S2’s Fortuna Told Judge ‘Several’ People at Funds Gave Tips
By David Glovin and Linda Sandler bloomberg.com
Nov. 10 (Bloomberg) -- Steven Fortuna, a hedge-fund manager who pleaded guilty and is helping prosecutors in an insider- trading probe of the industry, said he was tipped by “several individuals” at other funds, according to a court transcript.
Fortuna, the co-founder and former managing director of the hedge fund S2 Capital Management, while pleading guilty on Oct. 20, elaborated on prosecutors’ statements in court papers that he received multiple tips from several people, none of whom he identified. The transcript of his plea in federal court in New York was made public yesterday.

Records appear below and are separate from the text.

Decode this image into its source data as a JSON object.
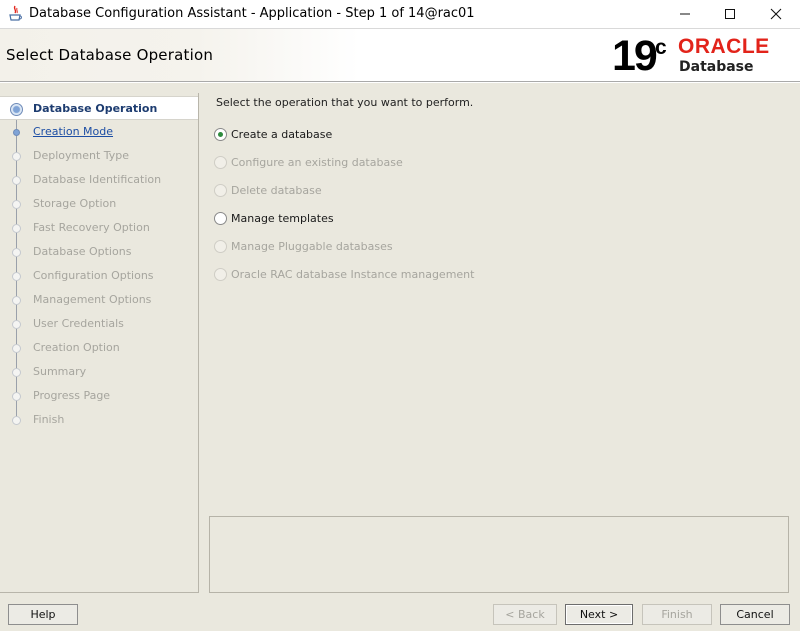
{
  "window": {
    "title": "Database Configuration Assistant - Application - Step 1 of 14@rac01"
  },
  "header": {
    "page_title": "Select Database Operation",
    "logo_version": "19",
    "logo_version_sup": "c",
    "logo_brand": "ORACLE",
    "logo_product": "Database"
  },
  "steps": [
    {
      "label": "Database Operation",
      "state": "current"
    },
    {
      "label": "Creation Mode",
      "state": "link"
    },
    {
      "label": "Deployment Type",
      "state": "disabled"
    },
    {
      "label": "Database Identification",
      "state": "disabled"
    },
    {
      "label": "Storage Option",
      "state": "disabled"
    },
    {
      "label": "Fast Recovery Option",
      "state": "disabled"
    },
    {
      "label": "Database Options",
      "state": "disabled"
    },
    {
      "label": "Configuration Options",
      "state": "disabled"
    },
    {
      "label": "Management Options",
      "state": "disabled"
    },
    {
      "label": "User Credentials",
      "state": "disabled"
    },
    {
      "label": "Creation Option",
      "state": "disabled"
    },
    {
      "label": "Summary",
      "state": "disabled"
    },
    {
      "label": "Progress Page",
      "state": "disabled"
    },
    {
      "label": "Finish",
      "state": "disabled"
    }
  ],
  "content": {
    "prompt": "Select the operation that you want to perform.",
    "options": [
      {
        "label": "Create a database",
        "selected": true,
        "enabled": true
      },
      {
        "label": "Configure an existing database",
        "selected": false,
        "enabled": false
      },
      {
        "label": "Delete database",
        "selected": false,
        "enabled": false
      },
      {
        "label": "Manage templates",
        "selected": false,
        "enabled": true
      },
      {
        "label": "Manage Pluggable databases",
        "selected": false,
        "enabled": false
      },
      {
        "label": "Oracle RAC database Instance management",
        "selected": false,
        "enabled": false
      }
    ]
  },
  "buttons": {
    "help": "Help",
    "back": "< Back",
    "next": "Next >",
    "finish": "Finish",
    "cancel": "Cancel"
  },
  "colors": {
    "oracle_red": "#e2231a",
    "current_step_text": "#1d3c70",
    "link_text": "#1d4ea4",
    "panel_background": "#eae8de",
    "selected_radio": "#2e8b3e"
  }
}
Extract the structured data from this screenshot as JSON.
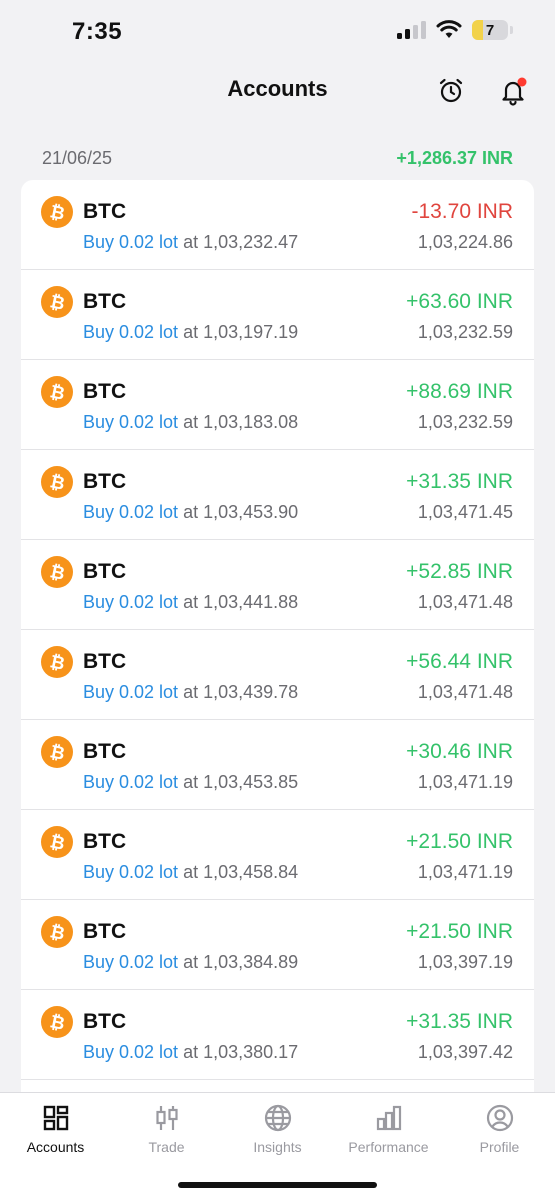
{
  "status_bar": {
    "time": "7:35",
    "battery_level": "7"
  },
  "header": {
    "title": "Accounts",
    "alarm_icon": "alarm-clock-icon",
    "bell_icon": "bell-icon",
    "notification_dot_color": "#ff3b30"
  },
  "summary": {
    "date": "21/06/25",
    "total_pnl": "+1,286.37 INR"
  },
  "colors": {
    "profit": "#34c26a",
    "loss": "#e0453e",
    "link": "#2a8de0",
    "coin": "#f7931a"
  },
  "trades": [
    {
      "symbol": "BTC",
      "side_label": "Buy 0.02 lot",
      "at_price": " at 1,03,232.47",
      "pnl": "-13.70 INR",
      "pnl_sign": "neg",
      "current_price": "1,03,224.86"
    },
    {
      "symbol": "BTC",
      "side_label": "Buy 0.02 lot",
      "at_price": " at 1,03,197.19",
      "pnl": "+63.60 INR",
      "pnl_sign": "pos",
      "current_price": "1,03,232.59"
    },
    {
      "symbol": "BTC",
      "side_label": "Buy 0.02 lot",
      "at_price": " at 1,03,183.08",
      "pnl": "+88.69 INR",
      "pnl_sign": "pos",
      "current_price": "1,03,232.59"
    },
    {
      "symbol": "BTC",
      "side_label": "Buy 0.02 lot",
      "at_price": " at 1,03,453.90",
      "pnl": "+31.35 INR",
      "pnl_sign": "pos",
      "current_price": "1,03,471.45"
    },
    {
      "symbol": "BTC",
      "side_label": "Buy 0.02 lot",
      "at_price": " at 1,03,441.88",
      "pnl": "+52.85 INR",
      "pnl_sign": "pos",
      "current_price": "1,03,471.48"
    },
    {
      "symbol": "BTC",
      "side_label": "Buy 0.02 lot",
      "at_price": " at 1,03,439.78",
      "pnl": "+56.44 INR",
      "pnl_sign": "pos",
      "current_price": "1,03,471.48"
    },
    {
      "symbol": "BTC",
      "side_label": "Buy 0.02 lot",
      "at_price": " at 1,03,453.85",
      "pnl": "+30.46 INR",
      "pnl_sign": "pos",
      "current_price": "1,03,471.19"
    },
    {
      "symbol": "BTC",
      "side_label": "Buy 0.02 lot",
      "at_price": " at 1,03,458.84",
      "pnl": "+21.50 INR",
      "pnl_sign": "pos",
      "current_price": "1,03,471.19"
    },
    {
      "symbol": "BTC",
      "side_label": "Buy 0.02 lot",
      "at_price": " at 1,03,384.89",
      "pnl": "+21.50 INR",
      "pnl_sign": "pos",
      "current_price": "1,03,397.19"
    },
    {
      "symbol": "BTC",
      "side_label": "Buy 0.02 lot",
      "at_price": " at 1,03,380.17",
      "pnl": "+31.35 INR",
      "pnl_sign": "pos",
      "current_price": "1,03,397.42"
    }
  ],
  "nav": {
    "items": [
      {
        "label": "Accounts",
        "icon": "grid-icon",
        "active": true
      },
      {
        "label": "Trade",
        "icon": "candlestick-icon",
        "active": false
      },
      {
        "label": "Insights",
        "icon": "globe-icon",
        "active": false
      },
      {
        "label": "Performance",
        "icon": "bar-chart-icon",
        "active": false
      },
      {
        "label": "Profile",
        "icon": "user-circle-icon",
        "active": false
      }
    ]
  }
}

“My criminal conduct relates to my participation in a conspiracy to commit securities fraud, with the assistance of several individuals at other hedge funds, and indirectly from technology companies,” he told U.S. District Judge Sidney Stein.
Fortuna is one of five people who pleaded guilty in the case involving Galleon Group founder Raj Rajaratnam in which the government so far has identified illicit profits of $53 million.

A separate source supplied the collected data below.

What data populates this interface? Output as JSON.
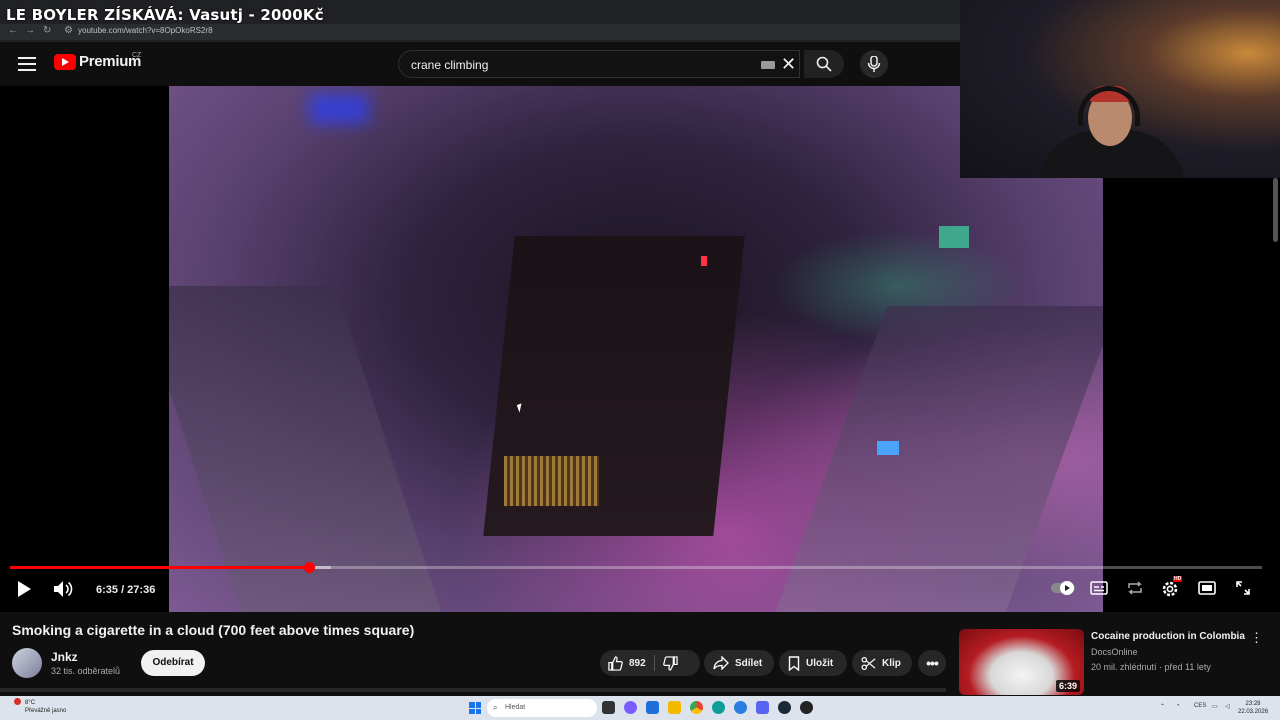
{
  "browser": {
    "stream_title": "LE BOYLER ZÍSKÁVÁ: Vasutj - 2000Kč",
    "url": "youtube.com/watch?v=8OpOkoRS2r8"
  },
  "header": {
    "logo_text": "Premium",
    "country": "CZ",
    "search_value": "crane climbing"
  },
  "player": {
    "time_display": "6:35 / 27:36",
    "progress_fraction": 0.2385,
    "buffer_fraction": 0.256,
    "settings_badge": "HD"
  },
  "video": {
    "title": "Smoking a cigarette in a cloud (700 feet above times square)",
    "channel_name": "Jnkz",
    "channel_subs": "32 tis. odběratelů",
    "subscribe_label": "Odebírat",
    "likes": "892",
    "share_label": "Sdílet",
    "save_label": "Uložit",
    "clip_label": "Klip"
  },
  "recommendation": {
    "title": "Cocaine production in Colombia",
    "channel": "DocsOnline",
    "meta": "20 mil. zhlédnutí · před 11 lety",
    "duration": "6:39"
  },
  "taskbar": {
    "weather_temp": "8°C",
    "weather_desc": "Převážně jasno",
    "search_placeholder": "Hledat",
    "lang": "CES",
    "time": "23:28",
    "date": "22.03.2026"
  }
}
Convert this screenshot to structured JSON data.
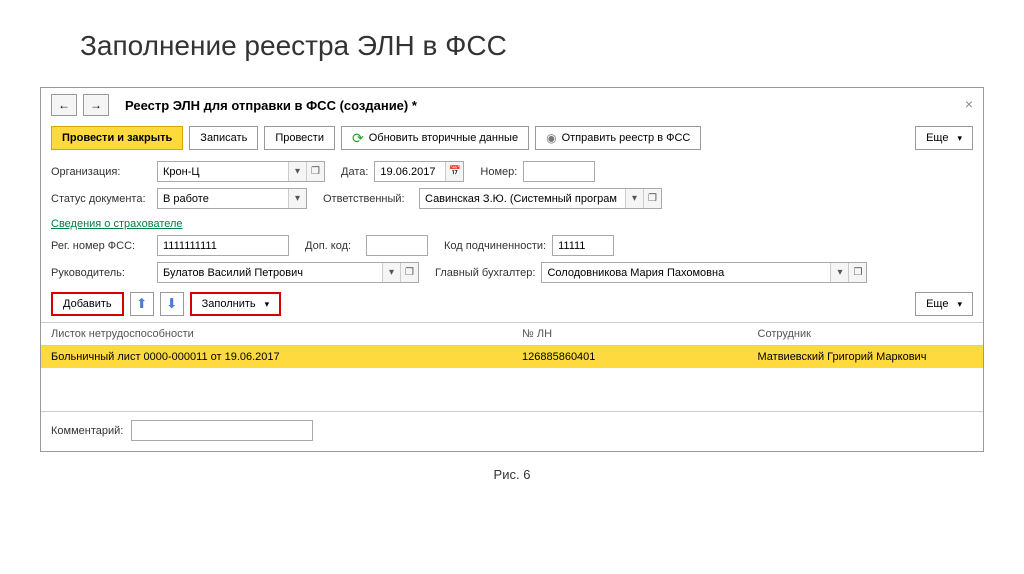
{
  "page_title": "Заполнение реестра ЭЛН в ФСС",
  "window": {
    "title": "Реестр ЭЛН для отправки в ФСС (создание) *"
  },
  "toolbar": {
    "post_close": "Провести и закрыть",
    "write": "Записать",
    "post": "Провести",
    "refresh": "Обновить вторичные данные",
    "send": "Отправить реестр в ФСС",
    "more": "Еще"
  },
  "form": {
    "org_label": "Организация:",
    "org_value": "Крон-Ц",
    "date_label": "Дата:",
    "date_value": "19.06.2017",
    "number_label": "Номер:",
    "number_value": "",
    "status_label": "Статус документа:",
    "status_value": "В работе",
    "responsible_label": "Ответственный:",
    "responsible_value": "Савинская З.Ю. (Системный програм",
    "section_header": "Сведения о страхователе",
    "reg_label": "Рег. номер ФСС:",
    "reg_value": "1111111111",
    "dop_label": "Доп. код:",
    "dop_value": "",
    "sub_label": "Код подчиненности:",
    "sub_value": "11111",
    "head_label": "Руководитель:",
    "head_value": "Булатов Василий Петрович",
    "accountant_label": "Главный бухгалтер:",
    "accountant_value": "Солодовникова Мария Пахомовна",
    "comment_label": "Комментарий:",
    "comment_value": ""
  },
  "subtoolbar": {
    "add": "Добавить",
    "fill": "Заполнить",
    "more": "Еще"
  },
  "table": {
    "col1": "Листок нетрудоспособности",
    "col2": "№ ЛН",
    "col3": "Сотрудник",
    "row1": {
      "sheet": "Больничный лист 0000-000011 от 19.06.2017",
      "number": "126885860401",
      "employee": "Матвиевский Григорий Маркович"
    }
  },
  "caption": "Рис. 6"
}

Cooperating in the investigation are Fortuna, Ali Far, Richard Choo-Beng Lee, Gautham Shankar and Roomy Khan. Their guilty pleas were made public last week.
Fortuna since 2007 traded insider information with Lee, a hedge-fund manager, and two unnamed co-conspirators at New York hedge funds, the government has said in court documents.

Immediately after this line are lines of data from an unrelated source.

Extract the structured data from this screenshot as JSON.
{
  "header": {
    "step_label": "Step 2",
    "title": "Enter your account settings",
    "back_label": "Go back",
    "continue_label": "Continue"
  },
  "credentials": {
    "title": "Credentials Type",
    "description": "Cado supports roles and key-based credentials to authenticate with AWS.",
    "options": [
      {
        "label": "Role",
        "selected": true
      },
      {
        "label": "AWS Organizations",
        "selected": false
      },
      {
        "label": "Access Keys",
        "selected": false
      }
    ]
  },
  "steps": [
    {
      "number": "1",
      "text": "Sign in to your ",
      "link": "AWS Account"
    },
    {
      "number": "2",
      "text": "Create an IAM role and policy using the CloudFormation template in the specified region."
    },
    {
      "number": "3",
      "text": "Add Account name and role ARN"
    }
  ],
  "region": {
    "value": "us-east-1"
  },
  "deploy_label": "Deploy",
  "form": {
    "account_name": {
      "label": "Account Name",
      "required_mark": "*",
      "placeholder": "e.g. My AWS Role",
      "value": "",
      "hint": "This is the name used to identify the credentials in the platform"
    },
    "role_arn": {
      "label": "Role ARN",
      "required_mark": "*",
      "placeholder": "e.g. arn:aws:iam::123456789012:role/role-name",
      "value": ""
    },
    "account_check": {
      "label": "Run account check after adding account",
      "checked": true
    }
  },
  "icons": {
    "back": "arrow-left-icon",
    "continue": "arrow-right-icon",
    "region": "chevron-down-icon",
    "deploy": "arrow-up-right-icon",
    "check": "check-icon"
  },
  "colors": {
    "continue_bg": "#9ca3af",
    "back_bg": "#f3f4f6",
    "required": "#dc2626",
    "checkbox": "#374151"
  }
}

Lee, 53, who worked at Steven Cohen’s SAC Capital Advisors LLC from 1999 to 2004, started his firm Spherix Capital LLC in 2007 with Far.
Fortuna’s Statements
Describing his criminal conduct at his Oct. 20 plea, Fortuna said an individual from a hedge fund called him on July 25, 2008, and gave him “material nonpublic information on a technology company,” which he knew was passed to his source “in violation of duties of trust and confidence to the technology company.”
He and his partner at S2 traded on the information “knowing we had received it indirectly from a company insider,” Fortuna said.
From August to October 2008, he said, a woman tipped off Fortuna that a semiconductor company planned to spin off its manufacturing operations, telling him her sources were executives at two public companies.
Danielle Chiesi, a portfolio manager of New Castle Partners LLC, was told about a pending spinoff by a former Advanced Micro Devices Inc. executive, prosecutors said in a criminal complaint against her.
Chiesi later traded on her advance knowledge of the deal, announced in October 2008, and passed it to others, according to the complaint. Former Chief Executive Officer Hector Ruiz is the AMD executive, according to a person familiar with the matter.
Ruiz, 63, hasn’t been charged in the case, and prosecutors don’t say he profited from insider trading. He has declined through a spokesman to comment.
The case is U.S. v. Fortuna, 1:09-mj-01009, U.S. District Court, Southern District of New York (Manhattan).